What’s the point of an open world if you’ve marked everything on the map before I even leave the tutorial?
Exploration in modern games is a chore. You open the map and it’s already full of icons. Points of interest, collectibles, shops, events, fast travel markers, and three different currencies you didn’t ask for. There’s no discovery. You’re not exploring, you’re clearing a checklist.
It didn’t used to be like this.
Older games didn’t tell you where everything was. You stumbled across secrets by paying attention. A cracked wall. A weird noise. A platform just out of reach. And when you found something, it felt earned. You figured it out. You were rewarded for curiosity, not for doing side content in the right order.
Games like Metroid, Dark Souls, Morrowind, and Deus Ex didn’t hold your hand. They trusted you to look around, test things, and connect the dots. There were whole systems buried just off the main path. Hidden bosses. Secret areas. Entire questlines you could miss. Not because the game was trying to waste your time, but because it respected your attention span.
Now you’ve got glowing paths telling you exactly where to go. Compass markers that float in the sky. Maps that update themselves. Journal entries that spell everything out. And every corner of the game world has been algorithmically populated with side quests and activities to keep engagement high. You’re not exploring, you’re following instructions.

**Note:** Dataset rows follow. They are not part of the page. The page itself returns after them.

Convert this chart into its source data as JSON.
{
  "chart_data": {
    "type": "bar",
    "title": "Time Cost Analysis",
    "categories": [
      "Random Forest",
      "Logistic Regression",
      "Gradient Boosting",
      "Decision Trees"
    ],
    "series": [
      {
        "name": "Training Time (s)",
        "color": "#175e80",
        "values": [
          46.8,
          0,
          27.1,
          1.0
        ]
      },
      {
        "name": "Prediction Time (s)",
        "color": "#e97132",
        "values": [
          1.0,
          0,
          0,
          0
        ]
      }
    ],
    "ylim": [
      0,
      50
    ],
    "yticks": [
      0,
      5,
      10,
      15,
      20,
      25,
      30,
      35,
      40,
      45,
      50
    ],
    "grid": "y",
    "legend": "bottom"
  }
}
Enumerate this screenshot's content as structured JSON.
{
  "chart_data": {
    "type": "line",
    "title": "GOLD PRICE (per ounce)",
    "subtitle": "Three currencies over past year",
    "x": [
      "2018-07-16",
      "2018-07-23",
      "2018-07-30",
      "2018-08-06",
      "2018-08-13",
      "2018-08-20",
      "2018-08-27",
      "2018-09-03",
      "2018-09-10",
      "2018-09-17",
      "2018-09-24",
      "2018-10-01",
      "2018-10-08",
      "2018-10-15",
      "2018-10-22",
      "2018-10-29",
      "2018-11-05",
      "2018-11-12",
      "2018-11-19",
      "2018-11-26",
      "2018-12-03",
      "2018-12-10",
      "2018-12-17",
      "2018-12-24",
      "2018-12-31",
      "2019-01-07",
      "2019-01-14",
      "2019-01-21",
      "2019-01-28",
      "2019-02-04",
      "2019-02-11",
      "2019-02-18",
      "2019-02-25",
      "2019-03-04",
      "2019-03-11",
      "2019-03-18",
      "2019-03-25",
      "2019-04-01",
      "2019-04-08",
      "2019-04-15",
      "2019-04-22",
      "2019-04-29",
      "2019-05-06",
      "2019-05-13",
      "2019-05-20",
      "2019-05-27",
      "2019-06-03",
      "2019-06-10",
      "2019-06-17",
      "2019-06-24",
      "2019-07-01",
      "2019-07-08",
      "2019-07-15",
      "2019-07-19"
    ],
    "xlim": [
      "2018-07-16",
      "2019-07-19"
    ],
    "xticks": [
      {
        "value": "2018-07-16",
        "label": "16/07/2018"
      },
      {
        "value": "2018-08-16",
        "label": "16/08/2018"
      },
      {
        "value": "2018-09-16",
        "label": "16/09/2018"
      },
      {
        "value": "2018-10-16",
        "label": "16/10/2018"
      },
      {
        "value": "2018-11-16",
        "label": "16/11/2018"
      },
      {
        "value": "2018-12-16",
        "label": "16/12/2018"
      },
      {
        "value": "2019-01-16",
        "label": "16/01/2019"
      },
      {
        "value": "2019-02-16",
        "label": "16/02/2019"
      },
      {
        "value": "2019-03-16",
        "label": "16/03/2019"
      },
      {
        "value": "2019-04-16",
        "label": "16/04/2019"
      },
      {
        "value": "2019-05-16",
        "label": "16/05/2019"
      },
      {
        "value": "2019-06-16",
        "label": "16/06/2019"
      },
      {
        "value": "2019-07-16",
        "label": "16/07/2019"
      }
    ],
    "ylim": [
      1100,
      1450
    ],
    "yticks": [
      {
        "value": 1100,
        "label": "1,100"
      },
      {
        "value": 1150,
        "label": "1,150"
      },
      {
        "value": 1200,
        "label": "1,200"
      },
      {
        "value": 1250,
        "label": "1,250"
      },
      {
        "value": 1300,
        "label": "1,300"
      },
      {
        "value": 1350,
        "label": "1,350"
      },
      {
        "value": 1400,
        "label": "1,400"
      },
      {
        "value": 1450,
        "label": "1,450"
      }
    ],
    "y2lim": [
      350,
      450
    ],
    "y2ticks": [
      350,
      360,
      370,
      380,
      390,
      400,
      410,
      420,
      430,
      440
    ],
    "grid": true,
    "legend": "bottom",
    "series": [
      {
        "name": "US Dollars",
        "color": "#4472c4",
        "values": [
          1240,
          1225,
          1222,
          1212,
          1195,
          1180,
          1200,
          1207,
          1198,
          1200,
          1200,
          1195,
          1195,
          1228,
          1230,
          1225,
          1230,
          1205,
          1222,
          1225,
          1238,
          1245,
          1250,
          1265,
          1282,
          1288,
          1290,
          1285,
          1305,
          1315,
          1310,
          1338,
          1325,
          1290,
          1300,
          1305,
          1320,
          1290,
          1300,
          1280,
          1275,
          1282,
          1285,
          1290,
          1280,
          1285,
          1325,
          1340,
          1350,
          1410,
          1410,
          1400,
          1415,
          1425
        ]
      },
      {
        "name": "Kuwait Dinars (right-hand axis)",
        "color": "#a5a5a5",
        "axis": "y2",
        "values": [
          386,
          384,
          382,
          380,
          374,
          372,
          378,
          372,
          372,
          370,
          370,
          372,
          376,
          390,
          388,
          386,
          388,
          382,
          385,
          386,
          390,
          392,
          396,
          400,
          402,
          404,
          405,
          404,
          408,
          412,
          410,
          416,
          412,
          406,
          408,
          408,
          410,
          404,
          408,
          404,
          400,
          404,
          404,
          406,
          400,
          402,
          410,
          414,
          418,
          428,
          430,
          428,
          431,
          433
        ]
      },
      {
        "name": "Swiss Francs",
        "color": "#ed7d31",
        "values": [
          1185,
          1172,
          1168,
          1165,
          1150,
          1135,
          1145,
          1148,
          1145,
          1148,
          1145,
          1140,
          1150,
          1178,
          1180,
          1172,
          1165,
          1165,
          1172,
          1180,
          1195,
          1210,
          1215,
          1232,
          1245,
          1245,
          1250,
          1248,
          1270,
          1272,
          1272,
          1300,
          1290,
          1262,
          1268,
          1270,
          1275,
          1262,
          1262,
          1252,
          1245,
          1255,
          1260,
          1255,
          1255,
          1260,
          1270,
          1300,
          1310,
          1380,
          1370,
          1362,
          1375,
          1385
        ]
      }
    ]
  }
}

Even the secrets aren’t secret anymore. They’re announced in the patch notes. They’re part of a “Mystery” category in your quest log. They get marked off with a gold star and tracked by percentage. There’s no wonder in that. No sense of surprise. Just more boxes to tick.
Some of this comes from user testing. Developers track how players engage, and if something gets missed too often, it gets pushed into the main path. Some of it comes from fear that players will miss content, get confused, or lose interest. So everything gets surfaced. Everything gets explained. And the game starts to feel more like a job than an adventure.
Exploration used to feel like part of the game, not something managed by a UI overlay. You were encouraged to look, to try things, to get lost. That sense of control over your own pace is gone in most modern games, and it’s hard to ignore once you notice it.
That kind of discovery creates stories you remember. “I found this hidden door behind the waterfall” means more than “I cleared all six caves in Region 3.” But most games don’t let you have that moment anymore. They need you to stay on track. They need to make sure you’ve seen everything. So they flatten the experience into a to-do list.
Some developers still get it. Outer Wilds gives you an entire solar system of secrets and tells you almost nothing. Elden Ring doesn’t point you anywhere. Teardown hides tools and pathways that only reveal themselves when you try something stupid. These games aren’t confusing. They’re interesting. There’s a difference.
Games don’t need to be obscure or punishing to feel rewarding. But they do need to let you wonder. Let you get lost. Let you poke at the edges of the world and find something unexpected. Because that’s what turns a level into a place. That’s what makes it worth remembering.
What was the last game that made you feel like you’d found something no one else had?